Bruxelles: Netanyahu salue la décision de Donald Trump et espère que les pays de l'UE feront de même

Le Premier ministre israélien, Benyamin Netanyahu, a une nouvelle fois salué lundi la reconnaissance par Donald Trump de Jérusalem comme capitale d'Israël et a dit s'attendre à voir la plupart des Etats membres de l'Union européenne adopter une position similaire.

Lors de sa visite à Bruxelles, dont le principe avait été décidé avant l'annonce du président Donald Trump sur Jérusalem, Benyamin Netanyahu s'est entretenu avec le président de la Commission européenne Jean-Claude Juncker ainsi qu'avec les ministres des Affaires étrangères des 27.

Auparavant, lors d'un petit déjeuner "informel" avec Benjamin  Netanyahu, les ministres des Affaires étrangères des pays de l'UE l'ont une nouvelle fois appelé à "reprendre des négociations significatives" avec les représentants des Palestiniens, a indiqué la responsable de la diplomatie de l'UE, Federica Mogherini.

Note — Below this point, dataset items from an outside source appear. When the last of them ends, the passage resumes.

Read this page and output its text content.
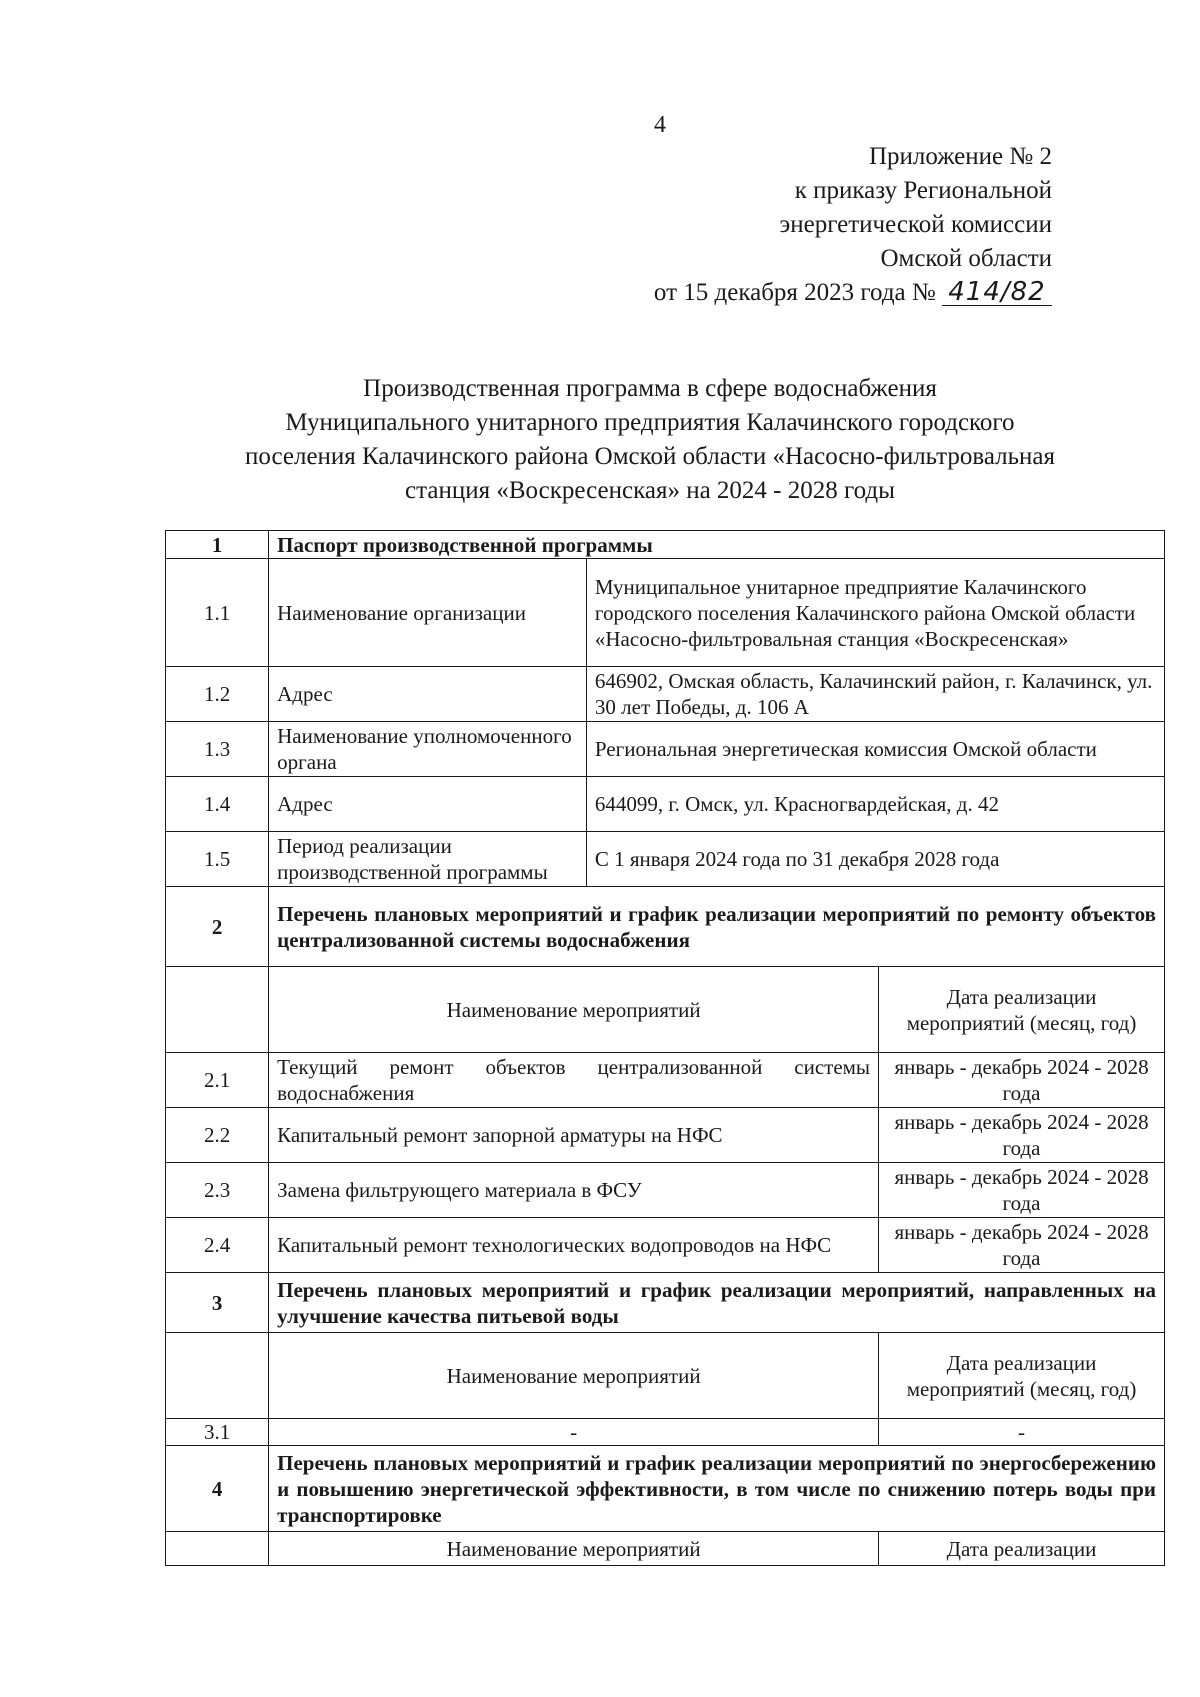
4
Приложение № 2
к приказу Региональной
энергетической комиссии
Омской области
от 15 декабря 2023 года № 414/82
Производственная программа в сфере водоснабжения
Муниципального унитарного предприятия Калачинского городского
поселения Калачинского района Омской области «Насосно-фильтровальная
станция «Воскресенская» на 2024 - 2028 годы
1	Паспорт производственной программы		
1.1	Наименование организации	Муниципальное унитарное предприятие Калачинского городского поселения Калачинского района Омской области «Насосно-фильтровальная станция «Воскресенская»	
1.2	Адрес	646902, Омская область, Калачинский район, г. Калачинск, ул. 30 лет Победы, д. 106 А	
1.3	Наименование уполномоченного органа	Региональная энергетическая комиссия Омской области	
1.4	Адрес	644099, г. Омск, ул. Красногвардейская, д. 42	
1.5	Период реализации производственной программы	С 1 января 2024 года по 31 декабря 2028 года	
2	Перечень плановых мероприятий и график реализации мероприятий по ремонту объектов централизованной системы водоснабжения		
	Наименование мероприятий		Дата реализации мероприятий (месяц, год)
2.1	Текущий ремонт объектов централизованной системы водоснабжения		январь - декабрь 2024 - 2028 года
2.2	Капитальный ремонт запорной арматуры на НФС		январь - декабрь 2024 - 2028 года
2.3	Замена фильтрующего материала в ФСУ		январь - декабрь 2024 - 2028 года
2.4	Капитальный ремонт технологических водопроводов на НФС		январь - декабрь 2024 - 2028 года
3	Перечень плановых мероприятий и график реализации мероприятий, направленных на улучшение качества питьевой воды		
	Наименование мероприятий		Дата реализации мероприятий (месяц, год)
3.1	-		-
4	Перечень плановых мероприятий и график реализации мероприятий по энергосбережению и повышению энергетической эффективности, в том числе по снижению потерь воды при транспортировке		
	Наименование мероприятий		Дата реализации
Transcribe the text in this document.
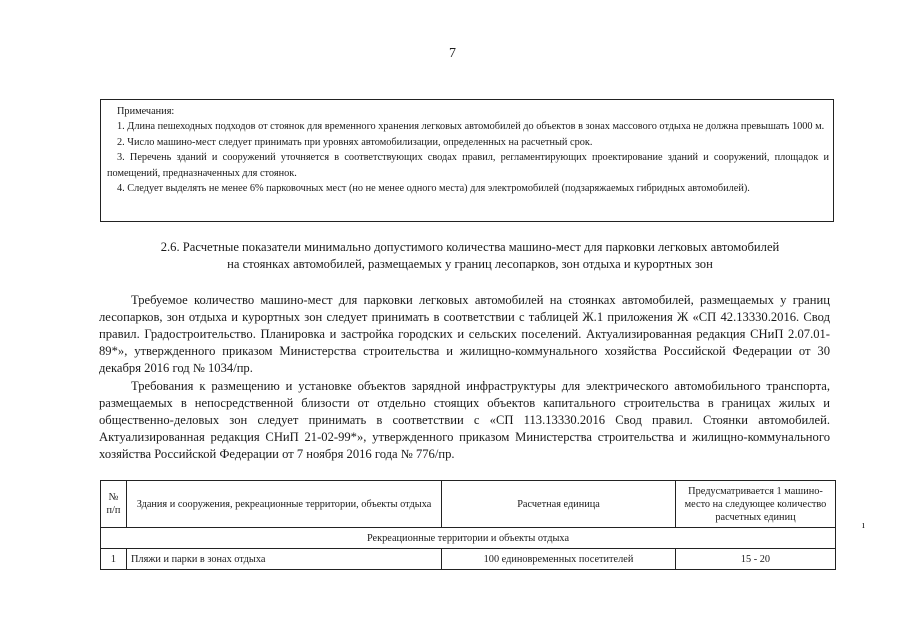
7

Примечания:

1. Длина пешеходных подходов от стоянок для временного хранения легковых автомобилей до объектов в зонах массового отдыха не должна превышать 1000 м.

2. Число машино-мест следует принимать при уровнях автомобилизации, определенных на расчетный срок.

3. Перечень зданий и сооружений уточняется в соответствующих сводах правил, регламентирующих проектирование зданий и сооружений, площадок и помещений, предназначенных для стоянок.

4. Следует выделять не менее 6% парковочных мест (но не менее одного места) для электромобилей (подзаряжаемых гибридных автомобилей).

2.6. Расчетные показатели минимально допустимого количества машино-мест для парковки легковых автомобилей

на стоянках автомобилей, размещаемых у границ лесопарков, зон отдыха и курортных зон

Требуемое количество машино-мест для парковки легковых автомобилей на стоянках автомобилей, размещаемых у границ лесопарков, зон отдыха и курортных зон следует принимать в соответствии с таблицей Ж.1 приложения Ж «СП 42.13330.2016. Свод правил. Градостроительство. Планировка и застройка городских и сельских поселений. Актуализированная редакция СНиП 2.07.01-89*», утвержденного приказом Министерства строительства и жилищно-коммунального хозяйства Российской Федерации от 30 декабря 2016 год № 1034/пр.

Требования к размещению и установке объектов зарядной инфраструктуры для электрического автомобильного транспорта, размещаемых в непосредственной близости от отдельно стоящих объектов капитального строительства в границах жилых и общественно-деловых зон следует принимать в соответствии с «СП 113.13330.2016 Свод правил. Стоянки автомобилей. Актуализированная редакция СНиП 21-02-99*», утвержденного приказом Министерства строительства и жилищно-коммунального хозяйства Российской Федерации от 7 ноября 2016 года № 776/пр.

№ п/п	Здания и сооружения, рекреационные территории, объекты отдыха	Расчетная единица	Предусматривается 1 машино-место на следующее количество расчетных единиц
Рекреационные территории и объекты отдыха			
1	Пляжи и парки в зонах отдыха	100 единовременных посетителей	15 - 20
ı
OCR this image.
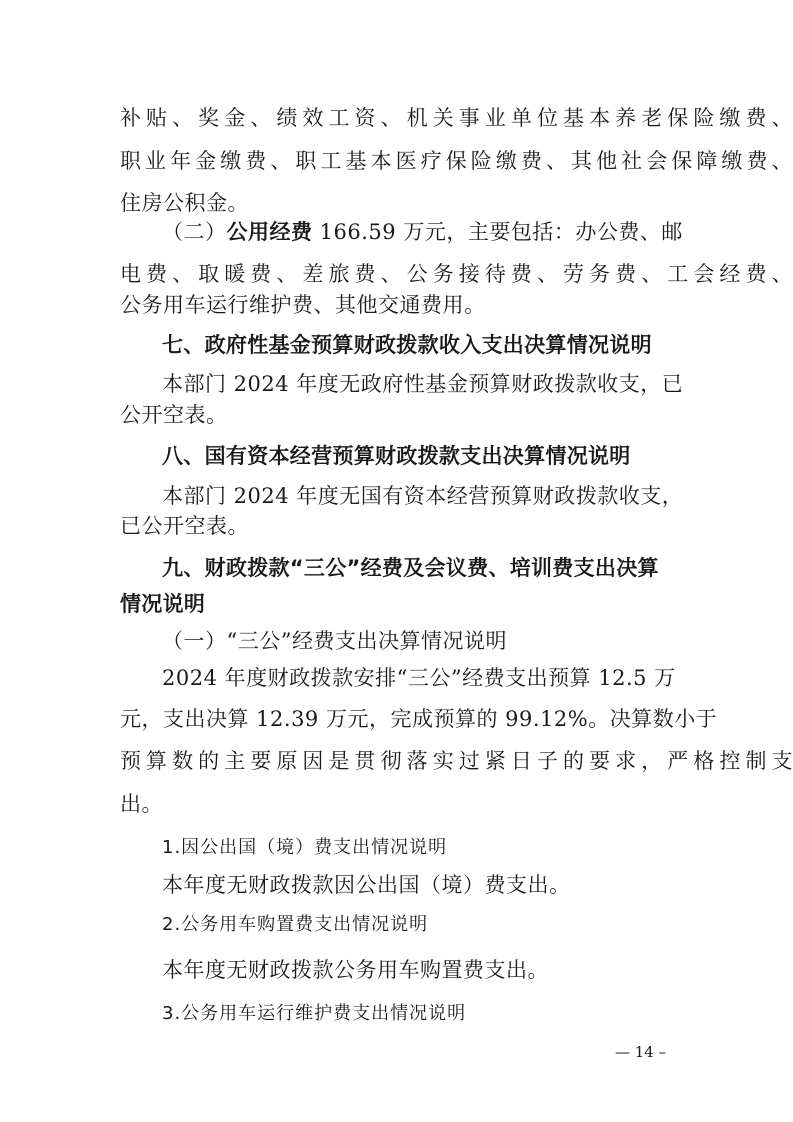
补贴、奖金、绩效工资、机关事业单位基本养老保险缴费、
职业年金缴费、职工基本医疗保险缴费、其他社会保障缴费、
住房公积金。
（二）公用经费 166.59 万元，主要包括：办公费、邮
电费、取暖费、差旅费、公务接待费、劳务费、工会经费、
公务用车运行维护费、其他交通费用。
七、政府性基金预算财政拨款收入支出决算情况说明
本部门 2024 年度无政府性基金预算财政拨款收支，已
公开空表。
八、国有资本经营预算财政拨款支出决算情况说明
本部门 2024 年度无国有资本经营预算财政拨款收支，
已公开空表。
九、财政拨款“三公”经费及会议费、培训费支出决算
情况说明
（一）“三公”经费支出决算情况说明
2024 年度财政拨款安排“三公”经费支出预算 12.5 万
元，支出决算 12.39 万元，完成预算的 99.12%。决算数小于
预算数的主要原因是贯彻落实过紧日子的要求，严格控制支
出。
1.因公出国（境）费支出情况说明
本年度无财政拨款因公出国（境）费支出。
2.公务用车购置费支出情况说明
本年度无财政拨款公务用车购置费支出。
3.公务用车运行维护费支出情况说明
— 14 –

Netanyahu à propos de Trump

Selon lui, la décision de Donald Trump de rompre avec la position de ses prédécesseurs sur le statut de Jérusalem est de nature à contribuer à la paix au Proche-Orient. "Cela rend la paix possible parce que reconnaître la réalité est la substance de la paix, le fondement de la paix", a déclaré Netanyahu devant la presse. "Il y a aujourd'hui un effort de l'administration américaine pour promouvoir une nouvelle proposition de paix".

L'initiative du président américain a été condamnée par les Palestiniens et par plusieurs gouvernements européens.

Désaccord avec la colonisation israélienne

Federica Mogherini a rappelé vendredi la position traditionnelle de l'UE sur le conflit entre Israël et les Palestiniens.

"Nous sommes convaincus que la seule solution réaliste est basée sur deux Etats, d'Israël et de Palestine, avec Jérusalem comme capitale des deux Etats suivant les frontières de 1967", a-t-elle résumé.

Selon Federica Mogherini, "il est dans l'intérêt sécuritaire d'Israël de trouver une solution durable à ce conflit qui dure depuis des décennies".

L'UE veut également mettre à profit la visite de Benjamin Netanyahu pour exprimer son désaccord sur la poursuite de la colonisation israélienne.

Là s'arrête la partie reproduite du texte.